Unicompartimental knee arthroplasty outcome is sometimes compared to total knee arthroplasty but various implant parameters might greatly influence this outcome. The objectives of this study were to report the results of a consecutive series of 172 all-polyethylene unicompartmental knee arthroplasties (UKAs) and to detail possible factors of success and failure.

Hypothesis

It is possible to outline implant and technique factors determining success or failure in unicompartimental knee arthroplasty.

Materials and methods

One hundred seventy-two HLS-type cemented resurfacing UKAs, with the femoral implant made of chrome-cobalt and the tibial implant tibial entirely in polyethylene (without anchorage studs) were consecutively implanted between 1988 and 2004 in 134 patients (111 females and 23 males) in our center according to the indications established in 1988, using the same technique for each surgery. The patients’ mean age was 72.2 years (range, 25–90 years). The review rate was 83.7% (144 UKAs), with a mean follow-up of 62.3 months (range, 24–160 months).
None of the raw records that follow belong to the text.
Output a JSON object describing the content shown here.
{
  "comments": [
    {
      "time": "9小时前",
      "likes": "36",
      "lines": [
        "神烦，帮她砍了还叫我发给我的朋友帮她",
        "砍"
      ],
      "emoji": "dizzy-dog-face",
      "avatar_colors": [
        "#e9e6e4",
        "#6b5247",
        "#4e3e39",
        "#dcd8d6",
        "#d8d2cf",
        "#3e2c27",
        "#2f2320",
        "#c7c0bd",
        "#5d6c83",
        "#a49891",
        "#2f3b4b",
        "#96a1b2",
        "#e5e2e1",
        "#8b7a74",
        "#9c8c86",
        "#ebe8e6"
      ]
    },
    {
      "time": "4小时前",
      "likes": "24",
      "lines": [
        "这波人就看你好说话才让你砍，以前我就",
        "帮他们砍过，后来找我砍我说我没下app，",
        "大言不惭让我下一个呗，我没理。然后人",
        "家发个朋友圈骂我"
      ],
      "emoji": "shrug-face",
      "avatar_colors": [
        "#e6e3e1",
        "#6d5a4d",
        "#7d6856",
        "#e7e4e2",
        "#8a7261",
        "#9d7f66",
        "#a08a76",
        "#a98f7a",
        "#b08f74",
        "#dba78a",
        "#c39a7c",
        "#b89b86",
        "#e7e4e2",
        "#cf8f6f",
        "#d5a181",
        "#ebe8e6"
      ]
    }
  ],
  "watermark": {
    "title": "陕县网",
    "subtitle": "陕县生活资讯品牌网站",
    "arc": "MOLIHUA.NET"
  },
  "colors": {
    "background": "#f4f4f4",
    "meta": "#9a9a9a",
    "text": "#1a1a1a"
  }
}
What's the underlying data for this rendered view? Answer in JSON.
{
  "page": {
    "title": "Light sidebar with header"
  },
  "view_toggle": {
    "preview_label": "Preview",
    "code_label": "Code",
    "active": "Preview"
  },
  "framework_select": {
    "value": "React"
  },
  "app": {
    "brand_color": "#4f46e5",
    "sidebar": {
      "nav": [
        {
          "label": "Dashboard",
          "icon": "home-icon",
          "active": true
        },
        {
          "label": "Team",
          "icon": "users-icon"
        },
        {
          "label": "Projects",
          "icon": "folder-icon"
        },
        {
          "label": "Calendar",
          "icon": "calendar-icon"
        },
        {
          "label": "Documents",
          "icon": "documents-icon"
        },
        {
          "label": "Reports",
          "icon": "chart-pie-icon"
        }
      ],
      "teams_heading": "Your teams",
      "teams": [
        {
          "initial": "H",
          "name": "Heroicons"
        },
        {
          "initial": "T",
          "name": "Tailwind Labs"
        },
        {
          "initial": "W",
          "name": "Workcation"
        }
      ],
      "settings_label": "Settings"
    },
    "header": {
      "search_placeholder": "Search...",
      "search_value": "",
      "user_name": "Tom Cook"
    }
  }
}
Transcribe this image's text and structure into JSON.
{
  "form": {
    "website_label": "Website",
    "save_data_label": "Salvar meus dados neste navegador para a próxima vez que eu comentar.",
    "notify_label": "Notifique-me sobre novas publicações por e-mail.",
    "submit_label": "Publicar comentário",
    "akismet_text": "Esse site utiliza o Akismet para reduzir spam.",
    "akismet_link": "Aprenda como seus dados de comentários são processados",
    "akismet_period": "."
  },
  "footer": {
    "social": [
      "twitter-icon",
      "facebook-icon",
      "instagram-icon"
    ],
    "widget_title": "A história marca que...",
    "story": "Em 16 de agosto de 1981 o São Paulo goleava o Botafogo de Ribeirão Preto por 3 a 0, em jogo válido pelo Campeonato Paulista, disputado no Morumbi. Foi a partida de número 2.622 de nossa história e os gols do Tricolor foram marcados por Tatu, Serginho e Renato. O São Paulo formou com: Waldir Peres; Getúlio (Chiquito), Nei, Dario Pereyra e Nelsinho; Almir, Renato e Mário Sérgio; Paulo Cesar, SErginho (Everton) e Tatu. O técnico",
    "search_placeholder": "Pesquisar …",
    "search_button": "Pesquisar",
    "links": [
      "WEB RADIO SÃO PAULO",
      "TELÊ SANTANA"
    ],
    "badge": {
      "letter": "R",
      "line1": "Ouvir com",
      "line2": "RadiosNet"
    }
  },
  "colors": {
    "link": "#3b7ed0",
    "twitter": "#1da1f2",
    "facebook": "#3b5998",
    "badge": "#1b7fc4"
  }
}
The series included 84 medial UKAs and 60 lateral UKAs. The clinical data were analyzed using the IKS criteria and the patients had a complete radiological evaluation before surgery and at the last follow-up.

Results

The rate of satisfied or very satisfied patients was 97.2%. No pain or slight pain was found in 81% of the cases. The mean flexion was 133° (range, 85–150°). The mean knee score varied from 63.6 before surgery to 91.5 (90.4 for medial UKAs and 92.9 for lateral UKAs) and the function score from 63.6 to 83.8 (84.7 for medial UKAs and 82.6 for lateral UKAs). The mean range of motion was 133° (range, 85–150°), better than the medial UKAs for osteonecrosis. The mean residual deformity was 4° varus for the medial UKAs and 2° valgus for the lateral UKAs. A radiolucency was found in 23% of the cases (20% tibial and 3% femoral), nonprogressive in all cases. In 87.2% of the cases, the opposite femorotibial compartment remained radiologically normal. No progression to osteoarthritis in the femoropatellar joint required additional surgery. Sixteen patients required revision surgery: in six cases, the implant was removed and a total prosthesis implanted (one late infection, one case of involvement of the opposite compartment, and four cases of tibial component loosening). In the other cases, one tibial baseplate was changed, five arthroscopies were done, and four unicompartmental knee replacements were done on the opposite compartment. The Kaplan-Meier survival rate (taking into account the revisions with implant change) was 95.6. The results of this series were very satisfactory and were similar to recent series in the world literature that showed survival rates between 90 and 98% at 10 years, rates that are equivalent to those found for total knee replacements. The mean flexion range of motion found was higher than the majority of other recent series, probably because of the precise patient selection in the present study, a minimally invasive approach, and the femoral implant design with an ascending condylar posterior cut. The deterioration of the contralateral compartment is frequently reported, but was perhaps prevented by the absence of overcorrection and patient selection. In this series, none of the UKAs was revised for wear. We explain this by the systematic preservation of a moderate undercorrection, particularly for medial UKAs, the quality of the polyethylene, and a selection based on patient weight and age.

Conclusions

The option of an all-polyethylene tibial implant, with minimal bone cuts (femoral resurfacing), makes excellent long-term results possible.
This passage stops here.